Its tough to compete with the Rockefellers of this world, for a
reason.  Its not a question of "realism", but of challenge,
competition, and the very simple fact that those first off the block
in a race _can_ be at an advantage in that race.  

> "More realistic" is clearly not something that "always makes a game
> better" or "never makes a game better".  It's a "source of potential
> ideas, some of which are good ones and some of which are bad ones".
> Each must be evaluated on its own merits.

Umm, haven't we been here before?

> I think making a game that accentuates the difference between
> old-timers and newcomers strongly is a bad idea commercially.  It
> makes it so that your customers from your first few months are the
> most likely to be satistisfied, and so it's a lot harder to grow
> your customer base with new players after that.  Artistically I
> think it's a bad idea too.

In this regard there appear to be two basic approaches to game world
design:

  1) You define broad sweeping characteristics and then let the
players define the rest.

  2) You define the world, its mechanics and progressions, and then
let the players fill in the chinks and climb and compete for the
pre-defined ladders.

Neither is necessarily better than the other.  Stylisitically I'm not
fond of the latter as I find it leads to a form of intellectual
dogmatism which I find offensive.  The former of course poses great
rafts of really really hoary nasty ugly problems in everything from
game balance, societal controls, player culture etc and onward.  
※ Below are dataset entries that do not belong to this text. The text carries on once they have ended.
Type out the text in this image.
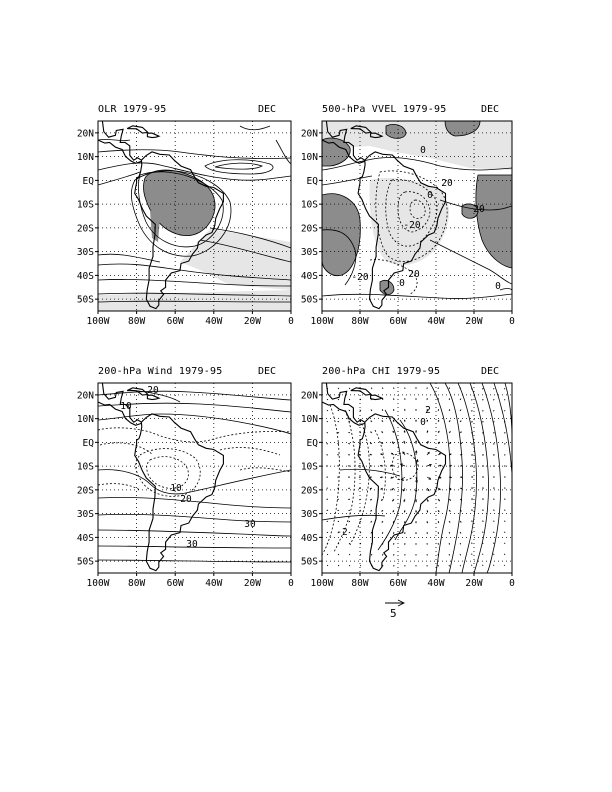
OLR 1979-95	DEC	500-hPa VVEL 1979-95	DEC
200-hPa Wind 1979-95	DEC	200-hPa CHI 1979-95	DEC
100W 80W 60W 40W 20W	0
20N
10N
EQ
10S
20S
30S
40S
50S
100W 80W 60W 40W 20W	0
20N
10N
EQ
10S
20S
30S
40S
50S
100W 80W 60W 40W 20W	0
20N
10N
EQ
10S
20S
30S
40S
50S
100W 80W 60W 40W 20W	0
20N
10N
EQ
10S
20S
30S
40S
50S
0
20
20
-20
20
0
-20
0
0
20
10
10
20
30
30
2
0
-2
5
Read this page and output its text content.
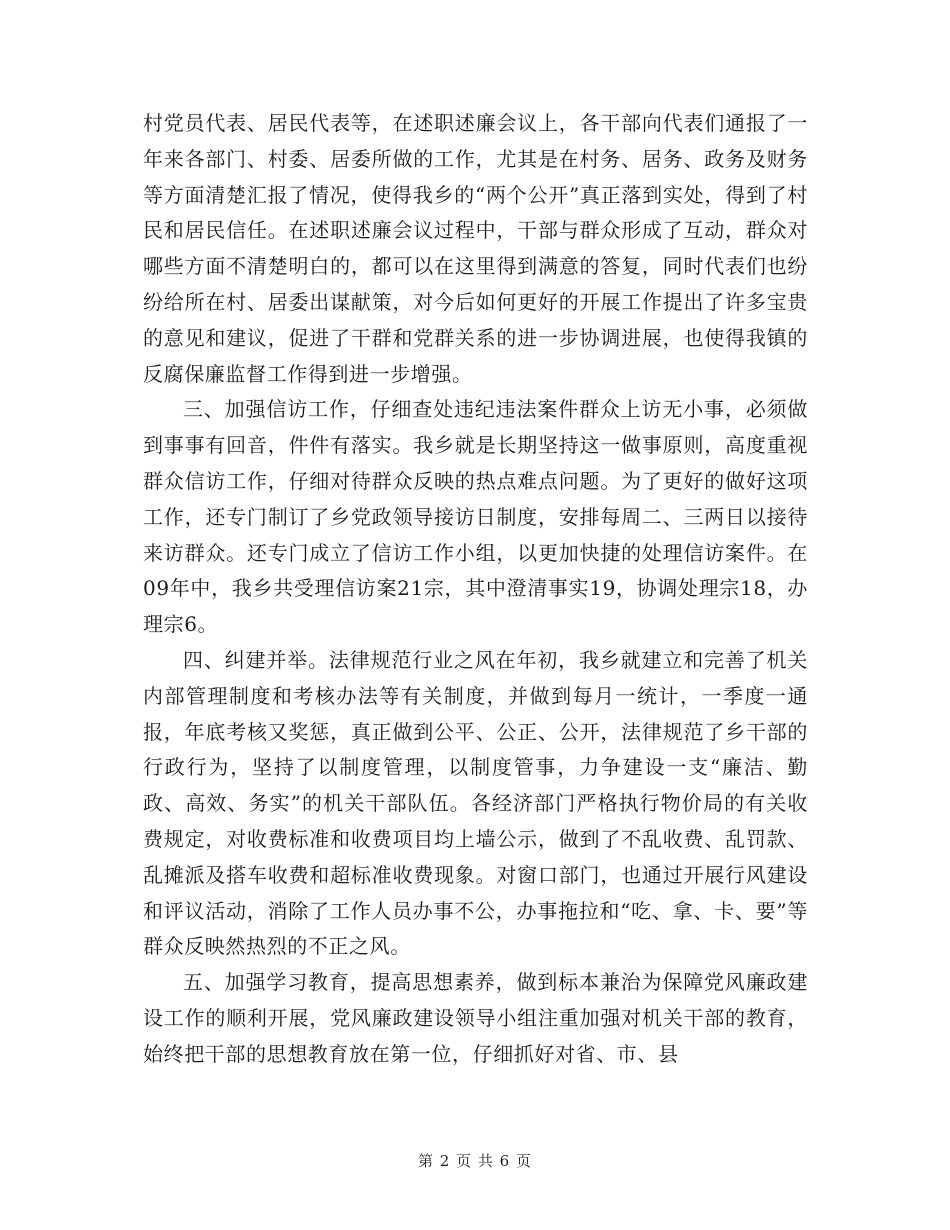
村党员代表、居民代表等，在述职述廉会议上，各干部向代表们通报了一年来各部门、村委、居委所做的工作，尤其是在村务、居务、政务及财务等方面清楚汇报了情况，使得我乡的“两个公开”真正落到实处，得到了村民和居民信任。在述职述廉会议过程中，干部与群众形成了互动，群众对哪些方面不清楚明白的，都可以在这里得到满意的答复，同时代表们也纷纷给所在村、居委出谋献策，对今后如何更好的开展工作提出了许多宝贵的意见和建议，促进了干群和党群关系的进一步协调进展，也使得我镇的反腐保廉监督工作得到进一步增强。

三、加强信访工作，仔细查处违纪违法案件群众上访无小事，必须做到事事有回音，件件有落实。我乡就是长期坚持这一做事原则，高度重视群众信访工作，仔细对待群众反映的热点难点问题。为了更好的做好这项工作，还专门制订了乡党政领导接访日制度，安排每周二、三两日以接待来访群众。还专门成立了信访工作小组，以更加快捷的处理信访案件。在09年中，我乡共受理信访案21宗，其中澄清事实19，协调处理宗18，办理宗6。

四、纠建并举。法律规范行业之风在年初，我乡就建立和完善了机关内部管理制度和考核办法等有关制度，并做到每月一统计，一季度一通报，年底考核又奖惩，真正做到公平、公正、公开，法律规范了乡干部的行政行为，坚持了以制度管理，以制度管事，力争建设一支“廉洁、勤政、高效、务实”的机关干部队伍。各经济部门严格执行物价局的有关收费规定，对收费标准和收费项目均上墙公示，做到了不乱收费、乱罚款、乱摊派及搭车收费和超标准收费现象。对窗口部门，也通过开展行风建设和评议活动，消除了工作人员办事不公，办事拖拉和“吃、拿、卡、要”等群众反映然热烈的不正之风。

五、加强学习教育，提高思想素养，做到标本兼治为保障党风廉政建设工作的顺利开展，党风廉政建设领导小组注重加强对机关干部的教育，始终把干部的思想教育放在第一位，仔细抓好对省、市、县

第 2 页 共 6 页
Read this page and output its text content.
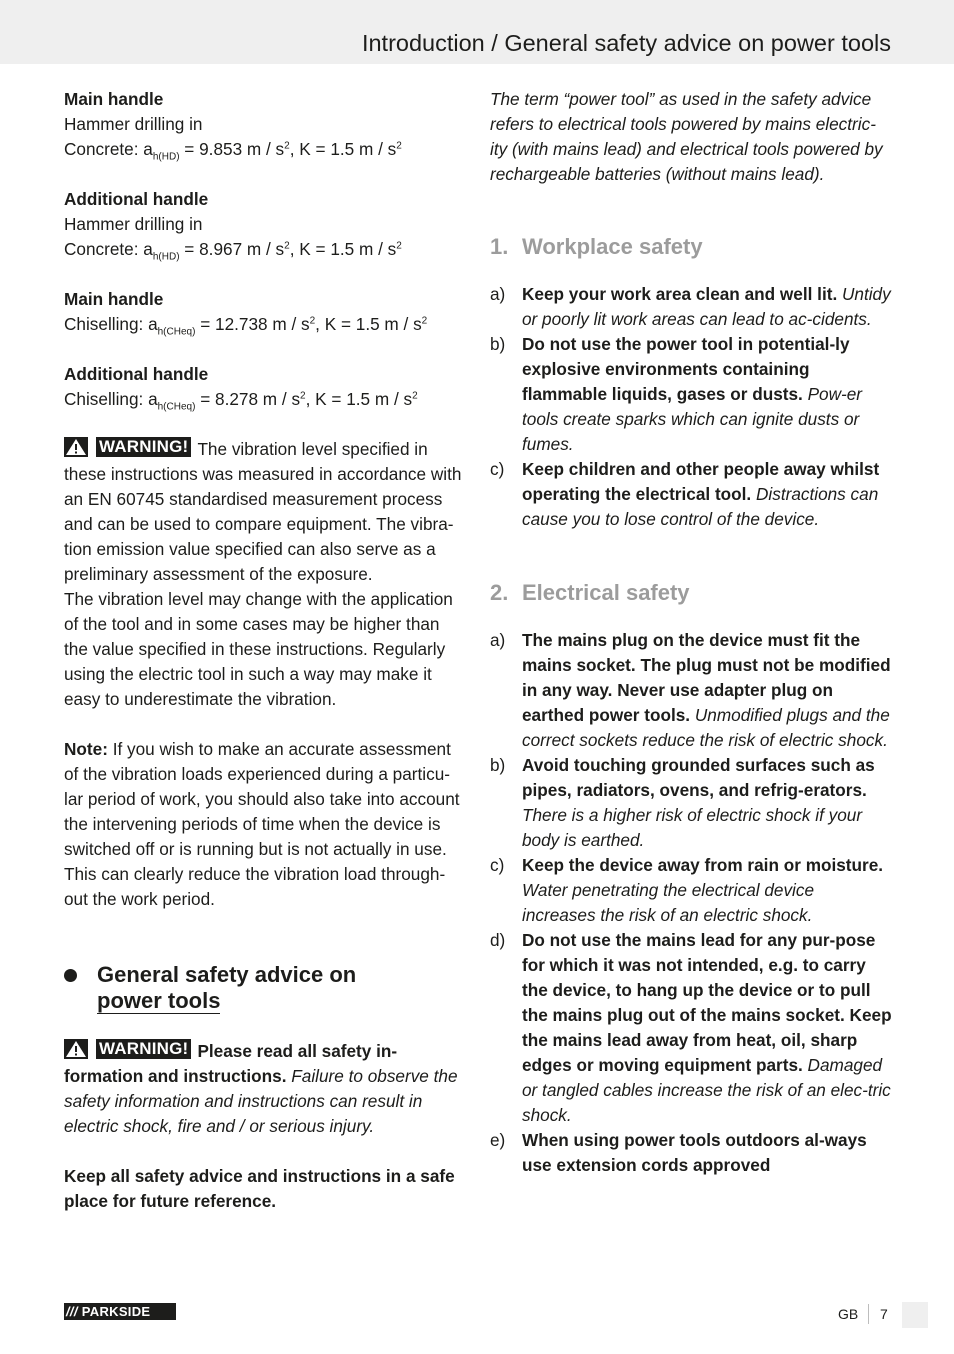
Introduction / General safety advice on power tools

Main handle

Hammer drilling in

Concrete: $a_{h(HD)} = 9.853$ m / $s^2$, K = 1.5 m / $s^2$

Additional handle

Hammer drilling in

Concrete: $a_{h(HD)} = 8.967$ m / $s^2$, K = 1.5 m / $s^2$

Main handle

Chiselling: $a_{h(CHeq)} = 12.738$ m / $s^2$, K = 1.5 m / $s^2$

Additional handle

Chiselling: $a_{h(CHeq)} = 8.278$ m / $s^2$, K = 1.5 m / $s^2$

WARNING! The vibration level specified in these instructions was measured in accordance with an EN 60745 standardised measurement process and can be used to compare equipment. The vibra-tion emission value specified can also serve as a preliminary assessment of the exposure.

The vibration level may change with the application of the tool and in some cases may be higher than the value specified in these instructions. Regularly using the electric tool in such a way may make it easy to underestimate the vibration.

Note: If you wish to make an accurate assessment of the vibration loads experienced during a particu-lar period of work, you should also take into account the intervening periods of time when the device is switched off or is running but is not actually in use. This can clearly reduce the vibration load through-out the work period.

General safety advice on
power tools

WARNING! Please read all safety in-formation and instructions. Failure to observe the safety information and instructions can result in electric shock, fire and / or serious injury.

Keep all safety advice and instructions in a safe place for future reference.

The term “power tool” as used in the safety advice refers to electrical tools powered by mains electric-ity (with mains lead) and electrical tools powered by rechargeable batteries (without mains lead).

1. Workplace safety
a) Keep your work area clean and well lit. Untidy or poorly lit work areas can lead to ac-cidents.
b) Do not use the power tool in potential-ly explosive environments containing flammable liquids, gases or dusts. Pow-er tools create sparks which can ignite dusts or fumes.
c)	Keep children and other people away whilst operating the electrical tool. Distractions can cause you to lose control of the device.
2. Electrical safety
a) The mains plug on the device must fit the mains socket. The plug must not be modified in any way. Never use adapter plug on earthed power tools. Unmodified plugs and the correct sockets reduce the risk of electric shock.
b) Avoid touching grounded surfaces such as pipes, radiators, ovens, and refrig-erators. There is a higher risk of electric shock if your body is earthed.
c)	Keep the device away from rain or moisture. Water penetrating the electrical device increases the risk of an electric shock.
d) Do not use the mains lead for any pur-pose for which it was not intended, e.g. to carry the device, to hang up the device or to pull the mains plug out of the mains socket. Keep the mains lead away from heat, oil, sharp edges or moving equipment parts. Damaged or tangled cables increase the risk of an elec-tric shock.
e) When using power tools outdoors al-ways use extension cords approved
/// PARKSIDE	GB 7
> In Furcadia I strive to reduce the differences between old-timers
> and novices.  Not eliminate them, but not make them steep enough
> that a sizable percentage of newcomers will feel "I'm
> unwelcome/uncomfortable in this cliquish place, it's for the
> old-timers and not for me".  

This would seem more a question of both the number of social pyramids,
and each pyramid's shape (how deep, and how broad).  Short fat
pyramids are approachable, easily entered, and provide obvious
progression routes.  Large numbers of pyramids allow selection,
personal tuning, and the possibilities of creating private societies.
Tall deep pyramids tend to analagise to small pyramides for difficulty
of entrence etc.

> Making a game so that it takes substantially longer to achieve the
> same level of power that the old-timers got very rapidly wouldn't
> seem to be in harmony with my design goals at all.  Making it so
> that those more powerful people could also KILL you, making the time
> needed to catch up with them even longer, really doesn't sound
> appealing.

Taken from your capitalisation of "MURDER", "KILL" etc, your
deliberate avoidance of violence centric game-means, and other in-text
points: you have a social agenda.  Your agenda may or may not be valid
(there are a wide array of possible metrics).  Political and
philosophical justification and demeanment of the agenda is both easy
and largely pointless.  'Nuf to say that I'm on the other side.  

> I saw one player (and he's probably not the only one) begging Origin
> to set up one non-PK "shard" out of the ten, so that people that
> wanted to be safe from all that could go there, and Origin could
> treat it as a big experiment.  Keeping the other nine copies of the
> world the way they seem to want it, more "realistic".  Sounds like a
> no-brainer to me, to try that very valuable and informative
> experiment.  I bet Origin won't do it, though, I know them.  :X)

Doing so would also prove useless to the great socio-political
experiment that UOL is proving to be.  The hand of god differs very
little from Big Brother, a pet despot, or the Moral Majority.

--
J C Lawrence                               Internet: claw at null.net
(Contractor)                               Internet: coder at ibm.net
---------(*)                     Internet: claw at under.engr.sgi.com
...Honourary Member of Clan McFud -- Teamer's Avenging Monolith...

--
MUD-Dev: Advancing an unrealised future.